В 1919 году он – секретарь издательствава ВЦИК в Москве. Понятно, что на такие должности людей «с улицы» не берут, однако в воспоминаниях, писавшихся в 1950-е, Мариенгоф не называет имени высокопоставленного покровителя. По предположению современного исследователя, это был дядя поэта, заместитель наркома водного транспорта Э. Ф. Розенталь (Радечко П. Троянский конь репутации Есенина). В том же году он не просто дебютирует в столичной печати, но оказывается составителем альманаха «Явь», где его поэтическая продукция соседствует со стихами Андрея Белого и Бориса Пастернака.
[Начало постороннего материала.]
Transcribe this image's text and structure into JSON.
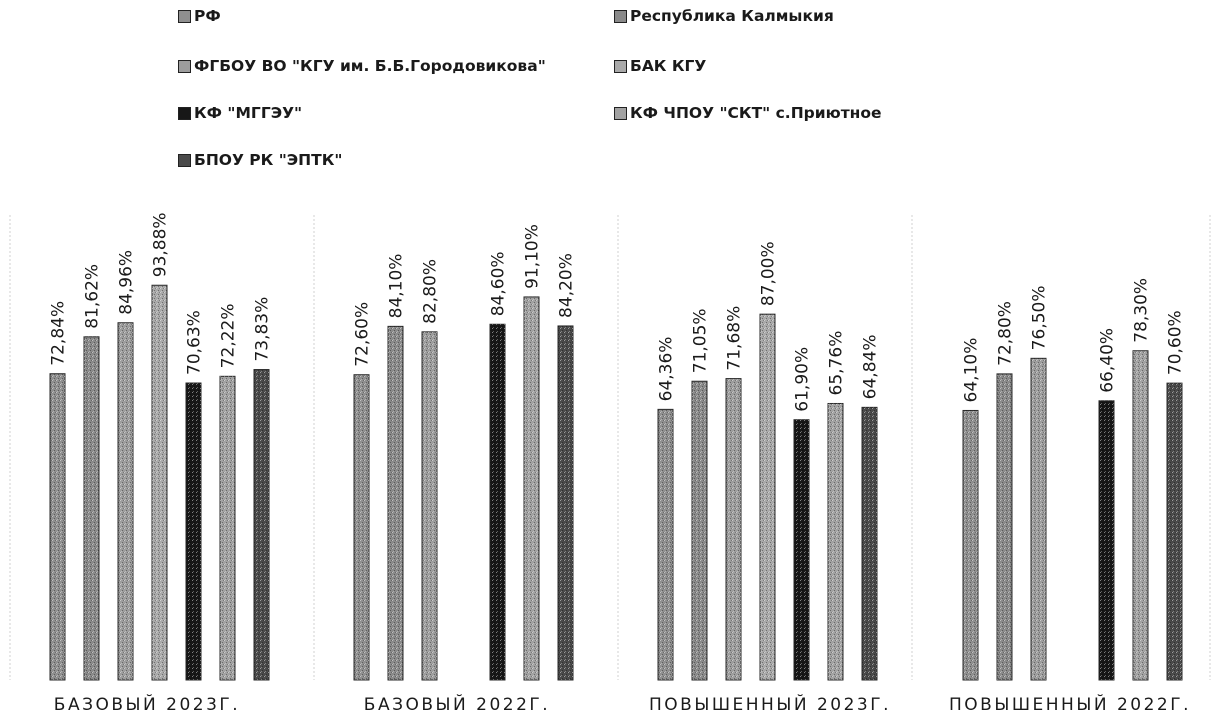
{
  "chart_data": {
    "type": "bar",
    "title": "",
    "xlabel": "",
    "ylabel": "",
    "ylim": [
      0,
      100
    ],
    "grid": false,
    "legend_position": "top",
    "categories": [
      "БАЗОВЫЙ 2023Г.",
      "БАЗОВЫЙ 2022Г.",
      "ПОВЫШЕННЫЙ 2023Г.",
      "ПОВЫШЕННЫЙ 2022Г."
    ],
    "series": [
      {
        "name": "РФ",
        "color": "#8f8f8f",
        "values": [
          72.84,
          72.6,
          64.36,
          64.1
        ],
        "labels": [
          "72,84%",
          "72,60%",
          "64,36%",
          "64,10%"
        ]
      },
      {
        "name": "Республика Калмыкия",
        "color": "#8a8a8a",
        "values": [
          81.62,
          84.1,
          71.05,
          72.8
        ],
        "labels": [
          "81,62%",
          "84,10%",
          "71,05%",
          "72,80%"
        ]
      },
      {
        "name": "ФГБОУ ВО \"КГУ им. Б.Б.Городовикова\"",
        "color": "#9d9d9d",
        "values": [
          84.96,
          82.8,
          71.68,
          76.5
        ],
        "labels": [
          "84,96%",
          "82,80%",
          "71,68%",
          "76,50%"
        ]
      },
      {
        "name": "БАК КГУ",
        "color": "#a9a9a9",
        "values": [
          93.88,
          null,
          87.0,
          null
        ],
        "labels": [
          "93,88%",
          "",
          "87,00%",
          ""
        ]
      },
      {
        "name": "КФ \"МГГЭУ\"",
        "color": "#171717",
        "values": [
          70.63,
          84.6,
          61.9,
          66.4
        ],
        "labels": [
          "70,63%",
          "84,60%",
          "61,90%",
          "66,40%"
        ]
      },
      {
        "name": "КФ ЧПОУ \"СКТ\" с.Приютное",
        "color": "#a2a2a2",
        "values": [
          72.22,
          91.1,
          65.76,
          78.3
        ],
        "labels": [
          "72,22%",
          "91,10%",
          "65,76%",
          "78,30%"
        ]
      },
      {
        "name": "БПОУ РК \"ЭПТК\"",
        "color": "#4a4a4a",
        "values": [
          73.83,
          84.2,
          64.84,
          70.6
        ],
        "labels": [
          "73,83%",
          "84,20%",
          "64,84%",
          "70,60%"
        ]
      }
    ]
  }
}
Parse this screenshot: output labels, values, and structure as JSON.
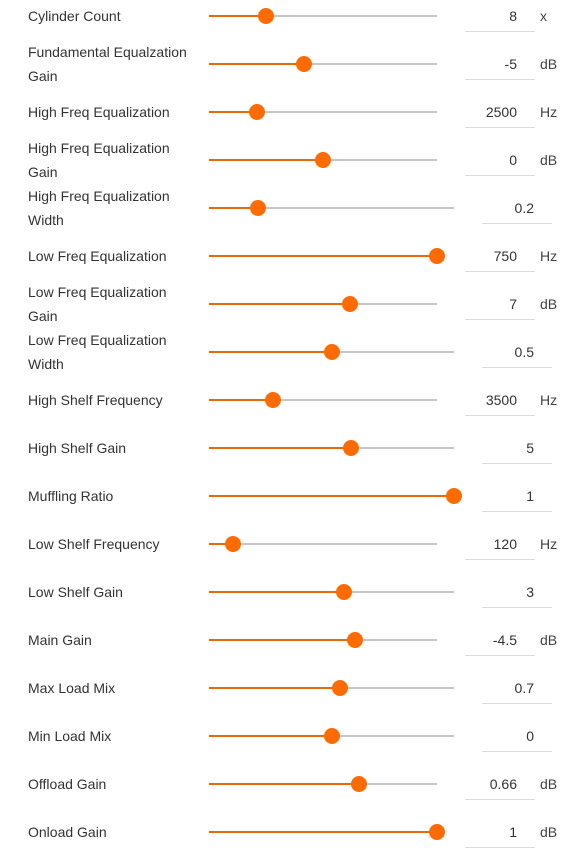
{
  "controls": [
    {
      "label": "Cylinder Count",
      "value": "8",
      "unit": "x",
      "fraction": 0.25
    },
    {
      "label": "Fundamental Equalzation Gain",
      "value": "-5",
      "unit": "dB",
      "fraction": 0.415
    },
    {
      "label": "High Freq Equalization",
      "value": "2500",
      "unit": "Hz",
      "fraction": 0.21
    },
    {
      "label": "High Freq Equalization Gain",
      "value": "0",
      "unit": "dB",
      "fraction": 0.5
    },
    {
      "label": "High Freq Equalization Width",
      "value": "0.2",
      "unit": "",
      "fraction": 0.2
    },
    {
      "label": "Low Freq Equalization",
      "value": "750",
      "unit": "Hz",
      "fraction": 1.0
    },
    {
      "label": "Low Freq Equalization Gain",
      "value": "7",
      "unit": "dB",
      "fraction": 0.62
    },
    {
      "label": "Low Freq Equalization Width",
      "value": "0.5",
      "unit": "",
      "fraction": 0.5
    },
    {
      "label": "High Shelf Frequency",
      "value": "3500",
      "unit": "Hz",
      "fraction": 0.28
    },
    {
      "label": "High Shelf Gain",
      "value": "5",
      "unit": "",
      "fraction": 0.58
    },
    {
      "label": "Muffling Ratio",
      "value": "1",
      "unit": "",
      "fraction": 1.0
    },
    {
      "label": "Low Shelf Frequency",
      "value": "120",
      "unit": "Hz",
      "fraction": 0.105
    },
    {
      "label": "Low Shelf Gain",
      "value": "3",
      "unit": "",
      "fraction": 0.55
    },
    {
      "label": "Main Gain",
      "value": "-4.5",
      "unit": "dB",
      "fraction": 0.64
    },
    {
      "label": "Max Load Mix",
      "value": "0.7",
      "unit": "",
      "fraction": 0.535
    },
    {
      "label": "Min Load Mix",
      "value": "0",
      "unit": "",
      "fraction": 0.5
    },
    {
      "label": "Offload Gain",
      "value": "0.66",
      "unit": "dB",
      "fraction": 0.66
    },
    {
      "label": "Onload Gain",
      "value": "1",
      "unit": "dB",
      "fraction": 1.0
    }
  ],
  "colors": {
    "accent": "#ff6b00",
    "fill": "#e96a0c",
    "track": "#c6c6c6"
  }
}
Мариенгоф знакомится и сближается с Сергеем Есениным и Вадимом Шершеневичем. Подпись Мариенгофа стоит под манифестом русского имажинизма («Декларация», февраль 1919), а его стихи печатаются в многочисленных имажинистских сборниках начала 1920-х.
Несколько десятилетий спустя Мариенгоф скажет о тогдашних своих взглядах: «Не чуждо нам (Есенину и Мариенгофу. – В. Б.) было и гениальное мракобесие Василия Васильевича Розанова» («Мой век, моя молодость, мои друзья и подруги»). Мариенгоф вполне разделяет розановское (периода «Апокалипсиса нашего времени») понимание революции 1917 года как разрешение конфликта между Христом и Солнцем-Иеговой в пользу второго. Но «счастливый безумец» идёт дальше, он и Солнце лишает каких-либо сакральных прерогатив, рассматривая его лишь как некий «осветительный прибор», единственная функция которого – выхватить из тьмы времен «Я». В «Революционной Троице» (Свобода, Равенство, Братство) поэта привлекает, пожалуй, лишь свобода, понимаемая вполне по-штирнеровски. Неслучайно, что «анархия» становится «лейт-словом» в поэме Мариенгофа «Кондитерская солнц» (1919).